The three minutes off is part of the punitive Remembrance Day Act in Nova Scotia. The Act also demands that every shop, supermarket, service, and store close for the day. However, businesses which are closed do not have to pay their workers a cent of pay for the holiday. And for Tim’s and other restaurants or bars that are allowed to remain open, staff work at regular pay and are allowed off another day off with pay. But before you get too excited, know that to get another day off with pay, the employee has to have worked for pay for 15 of the last 30 days. So employers make sure to schedule staff for Remembrance Day who have worked less than 15 days in the last month.

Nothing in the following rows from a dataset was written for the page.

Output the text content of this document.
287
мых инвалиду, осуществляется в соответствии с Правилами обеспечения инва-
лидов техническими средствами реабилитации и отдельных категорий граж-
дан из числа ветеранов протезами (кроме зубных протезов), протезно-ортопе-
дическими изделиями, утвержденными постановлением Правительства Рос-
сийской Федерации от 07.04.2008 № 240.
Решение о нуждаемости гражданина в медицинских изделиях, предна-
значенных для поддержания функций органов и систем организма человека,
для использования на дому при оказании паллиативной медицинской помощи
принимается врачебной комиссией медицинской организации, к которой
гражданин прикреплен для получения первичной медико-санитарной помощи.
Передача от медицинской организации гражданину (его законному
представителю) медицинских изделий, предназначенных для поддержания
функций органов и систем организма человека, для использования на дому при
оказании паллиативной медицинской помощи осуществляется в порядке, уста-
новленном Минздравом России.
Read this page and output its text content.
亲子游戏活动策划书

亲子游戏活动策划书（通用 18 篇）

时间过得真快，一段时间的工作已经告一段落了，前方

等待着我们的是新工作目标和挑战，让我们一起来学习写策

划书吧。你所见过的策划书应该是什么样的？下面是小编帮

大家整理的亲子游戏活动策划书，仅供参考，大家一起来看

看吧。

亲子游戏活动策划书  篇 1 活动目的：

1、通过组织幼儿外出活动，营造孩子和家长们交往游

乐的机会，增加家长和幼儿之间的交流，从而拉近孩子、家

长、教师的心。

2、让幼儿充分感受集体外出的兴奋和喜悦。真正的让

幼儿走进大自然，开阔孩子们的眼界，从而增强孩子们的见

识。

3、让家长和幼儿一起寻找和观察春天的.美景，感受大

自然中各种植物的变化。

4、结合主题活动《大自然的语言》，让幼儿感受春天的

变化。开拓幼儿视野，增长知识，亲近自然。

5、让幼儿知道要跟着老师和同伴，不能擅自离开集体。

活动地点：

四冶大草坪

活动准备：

Read my article here.
Well this Remembrance Day when I visited a local Tim’s, I met the manager, a pleasant and lively woman. She assured me she had signs ready to post and planned to close the drive-thru window just before 11.
Sure enough, she taped signs to the glass doors, and one to the drive-thru window. It was particularly outrageous to see these words on the signs: “…Remember all of the men and women who sacrificed their lives for our freedom.” Really? What freedom? Somehow it’s OK to insist — as the Americans falsely do –when they claim they fought for everyone else’s freedom. The manager corralled the handful of workers to stand behind the till, hands clasped neatly in front of them. For three minutes, a tinny version of the Last Post blared from someone’s iphone.
True no one had to serve a customer; true the employees stopped pouring hot drinks, squirting cream and grabbing donuts. However I must have been dreaming if I thought management would allow even a second in that three minutes for a staff member to sit down and gulp a coffee. They weren’t even allowed to stand and drink one.